Нового «кандидата» она не искала, но судьбу, в лице тети Любы из магазина «Восторг», это не волновало. Та, смотря на Елену Сергеевну с новым, оценивающим и немного завистливым интересом, буркнула, отмеряя ей гречку: «Мужику работа нужна, а тебе, Лена, сарай совсем разваливается. Поговори. Он тихий, не пьет. С Украины, с Донбасса, беженец. Руки золотые, а вид, будто его через мясорубку прокрутили, да не дожали».
«Вот как, – подумала Елена Сергеевна, – теперь я у тети Любы в категории "нуждается в мужике с золотыми руками и прогоревшей душой". Прогресс, черт возьми. С Витей хоть весело было, а этот, выходит, с мясорубкой. Надо же, какая романтика».
Он стоял на пороге на следующий же день, затеняя собой жаркое южное солнце, но в его присутствии не было виткиной мощи и напористой энергии. Он был другого сложения – поджарый, жилистый, ссутулившийся, будто нес на плечах невидимый, неподъемный груз из развалин и воспоминаний. Сила в нем чувствовалась не физическая, а какая-то придавленная, сконцентрированная глубоко внутри, как пружина, сжатая до предела и готовая или распрямиться, или лопнуть. Руки – тоже трудовые, но более утонченные, с длинными, нервными пальцами пианиста или сапера, испачканными в темных, въевшихся потеках от краски, машинного масла и чужой земли. Молчаливый украинец с глазами цвета спелой сливы, в которых стояла не просто печаль, а тихая, бездонная усталость, накопленная за годы скитаний, потерь и выживания.
«Добрый день. Меня Сергей звать. Мне сказали, сарай нужно поправить?» – его голос был глуховатым, низким, будто доносился из дальней комнаты или из-под развалин его прошлой жизни.
«Да, совсем разваливается, – ответила Елена Сергеевна, чувствуя неловкость. – Проходите. Покажу».
«Боже, – мелькнуло у нее, пока он молча осматривал покосившееся строение, – он и правда выглядит так, будто сам нуждается в капитальном ремонте. Смотришь на него – и сразу хочется чаю горячего налить и плед на плечи накинуть. Как этот старый сарай, в который дует со всех щелей».
«Старый? – спросил он, наконец, постучав костяшками пальцев по прогнившей доске. Звук был пустой, гробовой. – Сделаю, что могу. По цене договоримся.
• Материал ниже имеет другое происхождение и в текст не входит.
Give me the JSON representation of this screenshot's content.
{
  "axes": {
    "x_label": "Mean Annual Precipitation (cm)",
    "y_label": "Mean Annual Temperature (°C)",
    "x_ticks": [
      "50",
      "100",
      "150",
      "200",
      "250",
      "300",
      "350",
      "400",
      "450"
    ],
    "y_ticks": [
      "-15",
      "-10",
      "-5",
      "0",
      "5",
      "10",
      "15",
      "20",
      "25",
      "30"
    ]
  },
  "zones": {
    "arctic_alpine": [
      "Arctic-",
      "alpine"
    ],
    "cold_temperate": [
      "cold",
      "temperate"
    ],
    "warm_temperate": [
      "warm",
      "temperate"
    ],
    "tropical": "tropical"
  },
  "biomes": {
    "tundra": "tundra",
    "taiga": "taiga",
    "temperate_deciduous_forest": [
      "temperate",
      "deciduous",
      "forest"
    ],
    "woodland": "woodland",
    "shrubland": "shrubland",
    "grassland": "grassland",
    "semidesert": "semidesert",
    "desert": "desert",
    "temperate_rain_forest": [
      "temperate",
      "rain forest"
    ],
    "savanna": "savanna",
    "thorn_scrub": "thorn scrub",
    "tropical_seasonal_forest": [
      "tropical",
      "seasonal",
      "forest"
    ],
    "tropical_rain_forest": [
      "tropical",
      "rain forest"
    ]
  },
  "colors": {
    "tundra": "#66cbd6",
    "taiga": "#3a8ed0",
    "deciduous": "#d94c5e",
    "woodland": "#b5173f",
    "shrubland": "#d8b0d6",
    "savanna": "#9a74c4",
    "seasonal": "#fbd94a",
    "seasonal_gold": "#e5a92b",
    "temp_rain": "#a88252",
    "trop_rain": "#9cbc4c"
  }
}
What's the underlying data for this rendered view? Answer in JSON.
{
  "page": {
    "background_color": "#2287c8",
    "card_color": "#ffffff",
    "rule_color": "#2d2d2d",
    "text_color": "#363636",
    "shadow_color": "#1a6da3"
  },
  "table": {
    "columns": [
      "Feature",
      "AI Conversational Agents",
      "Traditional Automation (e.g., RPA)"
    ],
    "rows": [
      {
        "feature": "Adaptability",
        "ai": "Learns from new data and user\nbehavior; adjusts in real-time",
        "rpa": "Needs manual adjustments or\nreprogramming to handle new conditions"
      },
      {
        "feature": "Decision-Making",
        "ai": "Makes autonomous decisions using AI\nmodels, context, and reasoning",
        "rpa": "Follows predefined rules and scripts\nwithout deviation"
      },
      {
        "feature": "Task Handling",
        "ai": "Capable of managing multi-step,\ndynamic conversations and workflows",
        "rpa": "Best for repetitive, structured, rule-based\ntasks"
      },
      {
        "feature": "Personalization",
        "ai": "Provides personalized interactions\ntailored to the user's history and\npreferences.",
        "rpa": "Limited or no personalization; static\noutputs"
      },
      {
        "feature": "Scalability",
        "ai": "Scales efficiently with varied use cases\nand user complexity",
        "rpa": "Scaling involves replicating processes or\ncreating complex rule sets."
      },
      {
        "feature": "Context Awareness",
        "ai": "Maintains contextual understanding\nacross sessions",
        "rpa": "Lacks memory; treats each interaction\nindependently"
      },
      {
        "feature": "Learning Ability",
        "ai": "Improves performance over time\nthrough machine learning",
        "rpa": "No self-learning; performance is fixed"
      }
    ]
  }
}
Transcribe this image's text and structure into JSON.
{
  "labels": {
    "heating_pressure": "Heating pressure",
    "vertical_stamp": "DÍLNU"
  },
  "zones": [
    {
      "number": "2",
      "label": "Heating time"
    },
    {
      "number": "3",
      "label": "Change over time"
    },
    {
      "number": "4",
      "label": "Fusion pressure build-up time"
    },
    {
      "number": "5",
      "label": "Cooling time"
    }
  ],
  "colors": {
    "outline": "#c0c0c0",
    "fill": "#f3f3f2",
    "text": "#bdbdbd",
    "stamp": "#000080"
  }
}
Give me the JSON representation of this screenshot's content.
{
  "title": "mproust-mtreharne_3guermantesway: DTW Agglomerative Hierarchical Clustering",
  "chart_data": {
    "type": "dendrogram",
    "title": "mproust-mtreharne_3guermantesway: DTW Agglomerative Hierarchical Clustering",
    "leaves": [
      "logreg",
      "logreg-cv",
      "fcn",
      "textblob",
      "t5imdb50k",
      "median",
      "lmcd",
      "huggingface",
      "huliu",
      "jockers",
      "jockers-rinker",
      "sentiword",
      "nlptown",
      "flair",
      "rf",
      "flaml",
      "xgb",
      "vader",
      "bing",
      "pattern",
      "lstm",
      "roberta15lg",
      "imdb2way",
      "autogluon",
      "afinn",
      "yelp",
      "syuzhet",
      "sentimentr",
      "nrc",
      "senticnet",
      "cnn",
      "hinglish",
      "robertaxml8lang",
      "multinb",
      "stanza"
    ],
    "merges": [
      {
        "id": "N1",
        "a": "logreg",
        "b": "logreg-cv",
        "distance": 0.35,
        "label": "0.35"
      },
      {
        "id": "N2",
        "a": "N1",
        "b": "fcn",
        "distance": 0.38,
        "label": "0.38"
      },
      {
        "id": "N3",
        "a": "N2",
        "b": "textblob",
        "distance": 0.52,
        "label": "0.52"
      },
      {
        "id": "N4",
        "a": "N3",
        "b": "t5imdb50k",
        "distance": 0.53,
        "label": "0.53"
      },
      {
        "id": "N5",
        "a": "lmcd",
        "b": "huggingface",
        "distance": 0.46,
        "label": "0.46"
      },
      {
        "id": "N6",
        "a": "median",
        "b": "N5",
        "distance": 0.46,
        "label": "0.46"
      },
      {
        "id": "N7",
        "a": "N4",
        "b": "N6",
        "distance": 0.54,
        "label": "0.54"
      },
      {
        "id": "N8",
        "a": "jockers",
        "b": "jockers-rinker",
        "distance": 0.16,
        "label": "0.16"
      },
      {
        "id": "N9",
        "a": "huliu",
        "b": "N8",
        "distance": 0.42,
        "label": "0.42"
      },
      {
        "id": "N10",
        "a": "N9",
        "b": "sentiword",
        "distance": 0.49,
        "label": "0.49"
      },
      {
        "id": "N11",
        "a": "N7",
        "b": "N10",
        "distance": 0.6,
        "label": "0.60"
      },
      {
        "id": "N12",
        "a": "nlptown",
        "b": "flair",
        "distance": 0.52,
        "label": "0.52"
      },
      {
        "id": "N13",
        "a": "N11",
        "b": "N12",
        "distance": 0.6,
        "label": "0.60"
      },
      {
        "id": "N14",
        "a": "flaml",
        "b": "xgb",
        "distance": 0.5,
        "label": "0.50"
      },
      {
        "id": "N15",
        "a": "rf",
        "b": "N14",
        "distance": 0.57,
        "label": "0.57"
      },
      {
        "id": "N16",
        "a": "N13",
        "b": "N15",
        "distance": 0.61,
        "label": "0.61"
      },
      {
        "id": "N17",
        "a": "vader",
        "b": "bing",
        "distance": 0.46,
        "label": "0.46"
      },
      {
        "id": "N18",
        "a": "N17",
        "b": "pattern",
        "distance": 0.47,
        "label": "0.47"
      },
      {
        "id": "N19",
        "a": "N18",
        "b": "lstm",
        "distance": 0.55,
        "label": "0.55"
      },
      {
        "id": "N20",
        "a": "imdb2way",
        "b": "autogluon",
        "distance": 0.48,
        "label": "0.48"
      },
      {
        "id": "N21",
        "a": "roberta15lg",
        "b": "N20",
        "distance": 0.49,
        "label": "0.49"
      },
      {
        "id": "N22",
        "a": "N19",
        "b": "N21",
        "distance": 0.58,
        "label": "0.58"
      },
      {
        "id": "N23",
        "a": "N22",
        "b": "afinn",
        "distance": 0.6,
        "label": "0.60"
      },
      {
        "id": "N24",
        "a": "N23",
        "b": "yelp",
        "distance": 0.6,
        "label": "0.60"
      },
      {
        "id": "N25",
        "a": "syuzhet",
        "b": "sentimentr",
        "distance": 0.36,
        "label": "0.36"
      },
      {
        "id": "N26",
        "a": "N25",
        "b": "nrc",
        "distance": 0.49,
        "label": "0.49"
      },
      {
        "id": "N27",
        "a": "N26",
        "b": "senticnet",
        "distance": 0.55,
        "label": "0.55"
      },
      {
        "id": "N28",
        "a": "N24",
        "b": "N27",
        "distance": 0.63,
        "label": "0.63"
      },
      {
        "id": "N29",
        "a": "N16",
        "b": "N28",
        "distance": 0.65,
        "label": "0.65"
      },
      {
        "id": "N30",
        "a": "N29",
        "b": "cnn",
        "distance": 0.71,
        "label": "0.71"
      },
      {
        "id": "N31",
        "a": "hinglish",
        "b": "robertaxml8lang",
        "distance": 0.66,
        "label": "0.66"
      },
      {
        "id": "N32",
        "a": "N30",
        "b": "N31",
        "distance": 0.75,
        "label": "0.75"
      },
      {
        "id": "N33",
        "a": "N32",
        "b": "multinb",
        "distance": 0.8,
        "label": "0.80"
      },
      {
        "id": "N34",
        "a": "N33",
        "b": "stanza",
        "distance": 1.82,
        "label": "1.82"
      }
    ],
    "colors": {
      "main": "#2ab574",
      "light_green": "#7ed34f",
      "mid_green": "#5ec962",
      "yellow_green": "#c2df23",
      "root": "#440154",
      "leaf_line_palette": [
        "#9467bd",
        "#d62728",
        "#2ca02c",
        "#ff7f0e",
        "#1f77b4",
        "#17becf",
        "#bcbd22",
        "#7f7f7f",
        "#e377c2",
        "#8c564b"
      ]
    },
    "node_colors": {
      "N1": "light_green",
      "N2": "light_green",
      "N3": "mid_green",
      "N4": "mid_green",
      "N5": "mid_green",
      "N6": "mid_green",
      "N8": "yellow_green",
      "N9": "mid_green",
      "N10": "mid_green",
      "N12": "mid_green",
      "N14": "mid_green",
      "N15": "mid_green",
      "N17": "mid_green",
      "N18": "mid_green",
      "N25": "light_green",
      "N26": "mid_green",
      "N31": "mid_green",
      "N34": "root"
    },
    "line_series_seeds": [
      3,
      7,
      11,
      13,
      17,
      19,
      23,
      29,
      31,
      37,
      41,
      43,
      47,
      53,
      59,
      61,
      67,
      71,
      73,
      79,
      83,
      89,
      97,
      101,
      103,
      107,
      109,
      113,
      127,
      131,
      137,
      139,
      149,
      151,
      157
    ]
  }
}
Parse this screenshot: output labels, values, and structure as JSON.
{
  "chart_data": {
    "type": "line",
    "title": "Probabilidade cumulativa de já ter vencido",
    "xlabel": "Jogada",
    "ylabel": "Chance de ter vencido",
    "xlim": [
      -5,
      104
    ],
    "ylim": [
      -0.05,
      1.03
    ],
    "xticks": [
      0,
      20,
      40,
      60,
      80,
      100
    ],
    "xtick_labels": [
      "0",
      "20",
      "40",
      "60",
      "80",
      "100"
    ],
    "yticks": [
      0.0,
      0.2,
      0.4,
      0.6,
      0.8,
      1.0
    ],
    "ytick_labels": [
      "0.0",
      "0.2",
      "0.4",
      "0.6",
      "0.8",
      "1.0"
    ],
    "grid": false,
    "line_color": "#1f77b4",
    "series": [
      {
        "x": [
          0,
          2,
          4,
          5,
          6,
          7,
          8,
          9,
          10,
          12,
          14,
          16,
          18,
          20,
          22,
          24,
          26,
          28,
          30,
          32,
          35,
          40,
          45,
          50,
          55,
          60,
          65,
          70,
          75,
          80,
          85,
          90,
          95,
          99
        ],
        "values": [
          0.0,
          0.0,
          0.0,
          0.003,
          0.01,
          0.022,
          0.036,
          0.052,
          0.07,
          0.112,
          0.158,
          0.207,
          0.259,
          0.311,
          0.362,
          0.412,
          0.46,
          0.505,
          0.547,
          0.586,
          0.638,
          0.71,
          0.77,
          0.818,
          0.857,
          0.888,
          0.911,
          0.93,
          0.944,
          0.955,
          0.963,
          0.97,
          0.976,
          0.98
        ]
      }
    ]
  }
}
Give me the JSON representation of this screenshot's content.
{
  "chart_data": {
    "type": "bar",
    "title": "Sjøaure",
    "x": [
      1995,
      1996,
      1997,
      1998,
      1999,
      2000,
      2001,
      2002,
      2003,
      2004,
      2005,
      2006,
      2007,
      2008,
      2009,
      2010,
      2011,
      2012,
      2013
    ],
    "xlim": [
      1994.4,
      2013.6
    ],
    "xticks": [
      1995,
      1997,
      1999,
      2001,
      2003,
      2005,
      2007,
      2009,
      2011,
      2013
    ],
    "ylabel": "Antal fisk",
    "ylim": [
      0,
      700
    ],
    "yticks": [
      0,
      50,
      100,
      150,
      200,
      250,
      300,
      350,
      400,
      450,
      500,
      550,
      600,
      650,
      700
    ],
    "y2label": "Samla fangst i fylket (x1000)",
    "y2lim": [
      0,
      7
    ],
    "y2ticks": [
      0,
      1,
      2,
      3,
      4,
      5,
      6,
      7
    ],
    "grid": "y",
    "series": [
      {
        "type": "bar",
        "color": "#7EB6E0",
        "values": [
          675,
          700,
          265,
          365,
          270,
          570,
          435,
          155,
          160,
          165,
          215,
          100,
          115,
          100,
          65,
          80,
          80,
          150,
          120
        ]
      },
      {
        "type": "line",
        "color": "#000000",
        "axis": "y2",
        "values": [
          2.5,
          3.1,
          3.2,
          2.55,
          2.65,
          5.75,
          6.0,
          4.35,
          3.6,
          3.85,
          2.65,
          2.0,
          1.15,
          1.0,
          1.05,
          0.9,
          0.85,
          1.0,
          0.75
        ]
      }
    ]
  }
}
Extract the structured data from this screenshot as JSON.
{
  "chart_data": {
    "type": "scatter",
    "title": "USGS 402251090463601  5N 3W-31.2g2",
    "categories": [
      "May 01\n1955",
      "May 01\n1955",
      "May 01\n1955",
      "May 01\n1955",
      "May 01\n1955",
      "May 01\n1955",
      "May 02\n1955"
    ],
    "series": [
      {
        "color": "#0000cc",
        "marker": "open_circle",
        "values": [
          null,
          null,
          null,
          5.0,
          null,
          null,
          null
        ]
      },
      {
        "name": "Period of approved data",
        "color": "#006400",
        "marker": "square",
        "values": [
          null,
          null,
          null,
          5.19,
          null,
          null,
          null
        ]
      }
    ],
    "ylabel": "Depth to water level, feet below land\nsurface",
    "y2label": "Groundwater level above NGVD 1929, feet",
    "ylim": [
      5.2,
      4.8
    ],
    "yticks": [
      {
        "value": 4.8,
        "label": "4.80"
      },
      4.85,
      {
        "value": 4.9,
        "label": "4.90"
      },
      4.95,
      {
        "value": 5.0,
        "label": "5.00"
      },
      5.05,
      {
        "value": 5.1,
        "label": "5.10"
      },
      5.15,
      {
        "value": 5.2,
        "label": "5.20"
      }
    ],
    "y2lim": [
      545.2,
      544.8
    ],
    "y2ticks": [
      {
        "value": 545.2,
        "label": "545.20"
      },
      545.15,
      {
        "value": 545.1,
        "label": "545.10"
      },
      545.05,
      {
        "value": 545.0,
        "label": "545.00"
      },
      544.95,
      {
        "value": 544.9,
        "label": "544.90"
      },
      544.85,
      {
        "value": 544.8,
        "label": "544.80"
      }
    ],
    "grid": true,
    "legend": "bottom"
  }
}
Сначала оценю объем».
«Оценить объем… – ехидно заметил про себя ее внутренний голос. – Интересно, он тоже "объемы"у женщин оценивает с такой же серьезностью? Хотя, глядя на него, не похоже. Ему бы самому заштопаться».
Он работал иначе. Не с яростной, почти животной бережностью Вити, а с методичной, почти научной точностью хирурга, готовящегося к сложной, рискованной операции. Два дня он просто изучал «пациента»: простукивал стены, заглядывал в щели, проверял балки длинным, старым деревянным уровнем, копался в фундаменте, откапывая старые, поросшие мхом и плесенью камни, будто искал среди них хоть один живой. Потом принес свои инструменты – старые, но вычищенные до блеска, ухоженные, смазанные, как у настоящего мастера, для которого инструмент – продолжение руки. И начал.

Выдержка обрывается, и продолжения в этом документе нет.